Laporan ini adalah penilaian global paling komprehensif, dimana temuan yang disajikan didalamnya tidak hanya mengungkap skala krisis yang memprihatinkan, tetapi juga menawarkan peta jalan untuk pemulihan. Laporan ini merangkum hasil pekerjaan dari hampir 100 peneliti dan praktisi dari lebih 30 negara, mendorong kita untuk menilai ulang cara kita memperlakukan kawasan pesisir—dan menyadari bahwa lahan basah berlumpur ini adalah sekutu penting dalam menghadapi krisis iklim.
Sekilas, rawagaram (saltmarsh) kerap dicampuradukan dengan padanggaram (saltpan), yang meskipun keduanya adalah merupakan tipe lahan basah di pesisir, namun memiliki tampilan fisik dan ekologis serta fungsi yang berbeda.
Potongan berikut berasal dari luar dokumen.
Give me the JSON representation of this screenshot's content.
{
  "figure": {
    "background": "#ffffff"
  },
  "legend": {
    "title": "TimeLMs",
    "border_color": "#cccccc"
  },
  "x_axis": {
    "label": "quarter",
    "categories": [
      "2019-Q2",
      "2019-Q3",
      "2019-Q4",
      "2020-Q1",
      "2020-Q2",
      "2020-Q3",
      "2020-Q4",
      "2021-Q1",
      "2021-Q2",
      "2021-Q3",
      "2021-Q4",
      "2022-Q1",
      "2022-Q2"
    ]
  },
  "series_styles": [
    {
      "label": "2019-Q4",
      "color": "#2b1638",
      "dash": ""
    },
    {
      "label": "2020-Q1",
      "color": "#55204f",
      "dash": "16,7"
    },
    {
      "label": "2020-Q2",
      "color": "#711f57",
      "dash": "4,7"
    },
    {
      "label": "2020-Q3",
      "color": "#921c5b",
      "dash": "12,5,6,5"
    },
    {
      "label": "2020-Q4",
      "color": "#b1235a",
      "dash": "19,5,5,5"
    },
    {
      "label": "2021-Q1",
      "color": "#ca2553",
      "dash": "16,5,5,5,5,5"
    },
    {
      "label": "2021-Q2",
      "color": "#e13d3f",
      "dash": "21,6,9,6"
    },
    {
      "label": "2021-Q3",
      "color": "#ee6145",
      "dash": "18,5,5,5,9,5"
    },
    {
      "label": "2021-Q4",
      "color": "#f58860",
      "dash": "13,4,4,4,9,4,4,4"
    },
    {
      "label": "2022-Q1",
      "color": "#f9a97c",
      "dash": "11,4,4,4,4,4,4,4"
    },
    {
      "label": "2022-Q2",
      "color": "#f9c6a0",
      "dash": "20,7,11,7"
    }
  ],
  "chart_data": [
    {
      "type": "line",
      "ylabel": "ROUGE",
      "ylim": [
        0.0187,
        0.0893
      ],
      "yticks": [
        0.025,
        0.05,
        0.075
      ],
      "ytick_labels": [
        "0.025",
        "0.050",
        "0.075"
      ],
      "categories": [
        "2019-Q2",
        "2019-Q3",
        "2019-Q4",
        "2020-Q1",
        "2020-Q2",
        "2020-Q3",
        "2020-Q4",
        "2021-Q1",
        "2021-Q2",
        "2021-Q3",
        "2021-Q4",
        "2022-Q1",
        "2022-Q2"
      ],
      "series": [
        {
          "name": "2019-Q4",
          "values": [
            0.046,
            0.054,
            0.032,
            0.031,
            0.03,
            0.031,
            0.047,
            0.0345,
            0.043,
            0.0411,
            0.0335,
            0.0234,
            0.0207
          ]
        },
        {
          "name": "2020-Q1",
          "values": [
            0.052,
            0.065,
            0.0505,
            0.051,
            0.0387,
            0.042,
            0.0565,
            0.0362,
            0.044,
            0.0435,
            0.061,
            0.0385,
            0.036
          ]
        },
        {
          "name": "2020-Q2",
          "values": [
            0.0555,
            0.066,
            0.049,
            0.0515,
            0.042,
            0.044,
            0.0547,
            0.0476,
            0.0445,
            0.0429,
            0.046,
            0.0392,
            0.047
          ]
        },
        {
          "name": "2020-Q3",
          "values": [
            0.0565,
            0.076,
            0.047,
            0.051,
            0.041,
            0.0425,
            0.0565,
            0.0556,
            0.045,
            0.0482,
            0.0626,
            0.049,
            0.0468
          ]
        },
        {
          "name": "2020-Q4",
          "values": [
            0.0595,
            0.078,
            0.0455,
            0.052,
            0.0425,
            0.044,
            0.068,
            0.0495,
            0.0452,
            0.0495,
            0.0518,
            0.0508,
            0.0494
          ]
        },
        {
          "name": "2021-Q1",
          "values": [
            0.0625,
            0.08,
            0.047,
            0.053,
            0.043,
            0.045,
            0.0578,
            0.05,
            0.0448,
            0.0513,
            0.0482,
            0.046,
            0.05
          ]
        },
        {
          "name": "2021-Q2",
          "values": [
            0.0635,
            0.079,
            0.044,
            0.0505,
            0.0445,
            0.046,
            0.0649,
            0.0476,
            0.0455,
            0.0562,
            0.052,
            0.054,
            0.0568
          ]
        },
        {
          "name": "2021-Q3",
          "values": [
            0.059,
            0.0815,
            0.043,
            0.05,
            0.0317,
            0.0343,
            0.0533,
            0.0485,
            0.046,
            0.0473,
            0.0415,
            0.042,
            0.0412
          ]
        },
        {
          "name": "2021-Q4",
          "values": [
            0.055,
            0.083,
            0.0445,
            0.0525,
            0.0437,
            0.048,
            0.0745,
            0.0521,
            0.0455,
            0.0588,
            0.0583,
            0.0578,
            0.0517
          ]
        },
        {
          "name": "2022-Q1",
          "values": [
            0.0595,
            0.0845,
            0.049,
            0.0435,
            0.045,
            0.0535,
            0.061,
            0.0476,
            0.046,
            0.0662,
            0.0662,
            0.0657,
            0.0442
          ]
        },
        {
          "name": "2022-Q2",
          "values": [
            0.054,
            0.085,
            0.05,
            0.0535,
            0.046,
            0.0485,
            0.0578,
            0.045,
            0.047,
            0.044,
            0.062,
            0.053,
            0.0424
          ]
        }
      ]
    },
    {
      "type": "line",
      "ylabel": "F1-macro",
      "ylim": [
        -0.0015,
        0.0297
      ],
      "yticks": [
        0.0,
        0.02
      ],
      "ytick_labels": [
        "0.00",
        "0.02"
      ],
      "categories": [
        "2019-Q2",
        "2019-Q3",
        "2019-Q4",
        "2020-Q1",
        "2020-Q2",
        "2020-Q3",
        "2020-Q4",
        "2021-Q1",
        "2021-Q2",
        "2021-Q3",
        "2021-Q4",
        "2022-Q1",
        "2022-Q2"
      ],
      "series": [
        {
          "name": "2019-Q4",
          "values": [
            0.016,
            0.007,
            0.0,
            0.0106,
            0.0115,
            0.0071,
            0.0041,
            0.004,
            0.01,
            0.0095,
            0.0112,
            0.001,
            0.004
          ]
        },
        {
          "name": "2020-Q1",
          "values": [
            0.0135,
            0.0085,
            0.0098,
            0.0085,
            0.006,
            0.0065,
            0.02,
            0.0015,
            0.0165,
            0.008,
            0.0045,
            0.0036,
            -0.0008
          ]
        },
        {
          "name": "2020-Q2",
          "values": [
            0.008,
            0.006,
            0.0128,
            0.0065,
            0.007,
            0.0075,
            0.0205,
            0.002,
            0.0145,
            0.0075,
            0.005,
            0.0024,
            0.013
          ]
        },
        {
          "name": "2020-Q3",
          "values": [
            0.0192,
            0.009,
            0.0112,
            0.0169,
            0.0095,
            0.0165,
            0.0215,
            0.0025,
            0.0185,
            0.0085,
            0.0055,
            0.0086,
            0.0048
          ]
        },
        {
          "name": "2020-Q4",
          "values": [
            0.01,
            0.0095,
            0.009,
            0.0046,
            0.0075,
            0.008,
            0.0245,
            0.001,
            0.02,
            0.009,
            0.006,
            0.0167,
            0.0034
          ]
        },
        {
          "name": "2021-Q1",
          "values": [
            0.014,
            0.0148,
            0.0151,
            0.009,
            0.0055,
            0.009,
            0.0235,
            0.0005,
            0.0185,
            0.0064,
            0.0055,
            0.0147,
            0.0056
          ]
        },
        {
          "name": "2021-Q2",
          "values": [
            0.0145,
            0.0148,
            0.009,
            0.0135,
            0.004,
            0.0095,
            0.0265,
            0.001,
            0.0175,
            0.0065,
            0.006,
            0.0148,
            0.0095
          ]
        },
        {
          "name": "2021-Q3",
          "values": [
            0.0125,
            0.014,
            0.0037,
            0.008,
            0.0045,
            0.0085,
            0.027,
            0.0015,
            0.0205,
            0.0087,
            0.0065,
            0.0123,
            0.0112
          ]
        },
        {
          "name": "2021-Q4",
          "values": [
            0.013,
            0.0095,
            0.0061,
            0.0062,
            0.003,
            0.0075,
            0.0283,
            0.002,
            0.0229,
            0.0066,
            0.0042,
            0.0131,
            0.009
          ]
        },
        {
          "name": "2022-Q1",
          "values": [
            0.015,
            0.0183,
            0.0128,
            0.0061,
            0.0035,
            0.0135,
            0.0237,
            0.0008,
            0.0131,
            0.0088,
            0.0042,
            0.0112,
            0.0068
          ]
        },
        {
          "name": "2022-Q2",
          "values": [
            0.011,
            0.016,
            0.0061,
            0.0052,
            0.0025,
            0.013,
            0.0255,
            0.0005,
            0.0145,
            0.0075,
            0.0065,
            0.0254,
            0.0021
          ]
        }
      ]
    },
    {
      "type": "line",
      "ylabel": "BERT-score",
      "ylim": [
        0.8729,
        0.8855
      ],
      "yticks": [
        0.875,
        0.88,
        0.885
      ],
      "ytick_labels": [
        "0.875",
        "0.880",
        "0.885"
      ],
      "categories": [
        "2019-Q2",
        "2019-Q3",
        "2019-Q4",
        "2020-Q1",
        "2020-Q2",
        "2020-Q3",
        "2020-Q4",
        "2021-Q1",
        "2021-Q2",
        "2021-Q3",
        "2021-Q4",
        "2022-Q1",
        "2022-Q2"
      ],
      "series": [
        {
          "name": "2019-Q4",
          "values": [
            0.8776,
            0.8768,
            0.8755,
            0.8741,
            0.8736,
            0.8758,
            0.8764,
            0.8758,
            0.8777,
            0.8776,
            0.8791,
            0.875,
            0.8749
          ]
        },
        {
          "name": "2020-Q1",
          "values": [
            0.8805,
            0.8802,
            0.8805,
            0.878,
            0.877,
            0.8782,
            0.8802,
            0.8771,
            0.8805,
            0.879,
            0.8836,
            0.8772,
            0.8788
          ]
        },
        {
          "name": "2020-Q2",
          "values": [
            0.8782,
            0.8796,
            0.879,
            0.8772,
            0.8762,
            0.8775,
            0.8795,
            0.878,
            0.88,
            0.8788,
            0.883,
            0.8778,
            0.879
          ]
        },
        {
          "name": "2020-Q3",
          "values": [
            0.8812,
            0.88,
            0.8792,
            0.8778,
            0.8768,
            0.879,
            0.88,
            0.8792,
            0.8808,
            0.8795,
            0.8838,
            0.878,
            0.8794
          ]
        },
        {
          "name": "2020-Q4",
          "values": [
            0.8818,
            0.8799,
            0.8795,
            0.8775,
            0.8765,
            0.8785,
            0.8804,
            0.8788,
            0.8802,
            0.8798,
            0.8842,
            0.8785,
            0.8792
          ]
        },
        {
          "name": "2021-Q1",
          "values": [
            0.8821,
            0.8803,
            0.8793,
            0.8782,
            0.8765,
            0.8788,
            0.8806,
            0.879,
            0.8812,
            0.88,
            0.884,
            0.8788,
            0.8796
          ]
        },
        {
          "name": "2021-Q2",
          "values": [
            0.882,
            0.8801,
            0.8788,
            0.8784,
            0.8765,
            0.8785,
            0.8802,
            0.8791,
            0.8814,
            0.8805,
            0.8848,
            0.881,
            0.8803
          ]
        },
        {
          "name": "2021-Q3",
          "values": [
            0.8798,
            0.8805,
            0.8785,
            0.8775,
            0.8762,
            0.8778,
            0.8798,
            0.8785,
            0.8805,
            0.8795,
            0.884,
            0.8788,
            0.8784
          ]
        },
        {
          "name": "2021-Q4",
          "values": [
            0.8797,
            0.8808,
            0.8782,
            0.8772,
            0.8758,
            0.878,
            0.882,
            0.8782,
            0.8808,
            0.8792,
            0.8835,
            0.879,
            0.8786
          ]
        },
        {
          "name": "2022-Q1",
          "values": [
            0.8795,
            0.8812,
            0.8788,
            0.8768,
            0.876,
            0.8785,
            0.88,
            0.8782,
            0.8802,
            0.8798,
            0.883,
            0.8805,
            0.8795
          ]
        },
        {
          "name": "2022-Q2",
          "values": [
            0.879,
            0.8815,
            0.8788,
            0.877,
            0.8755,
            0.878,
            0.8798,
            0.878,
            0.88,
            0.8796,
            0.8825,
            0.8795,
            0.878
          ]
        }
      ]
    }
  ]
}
Rawagaram adalah lahan basah pesisir yang secara berkala tergenang air laut, didominasi tumbuhan toleran garam (halofit), dan berfungsi sebagai habitat penting keanekaragaman hayati, perlindungan pesisir serta penyerap karbon (blue carbon). Tipe ekosistem lahan basah ini biasanya terletak di sepanjang muara sungai, laguna atau teluk yang mendapat pengaruh pasang surut, tersebar diantaranya di Pesisir timur Sumatra (Sumatra Selatan, Riau), pesisir Kalimantan, sebagian Pantura Jawa. Konvensi Ramsar (Konvensi mengenai lahan basah) memasukan rawagaram dalam tipe lahan basah kategori pesisir (Marine/Coastal Wetlands) dengan inisial kategori H (Intertidal Marshes) dimana didalamnya termasuk Saltmarshes, salt meadows, dan raised salt marshes.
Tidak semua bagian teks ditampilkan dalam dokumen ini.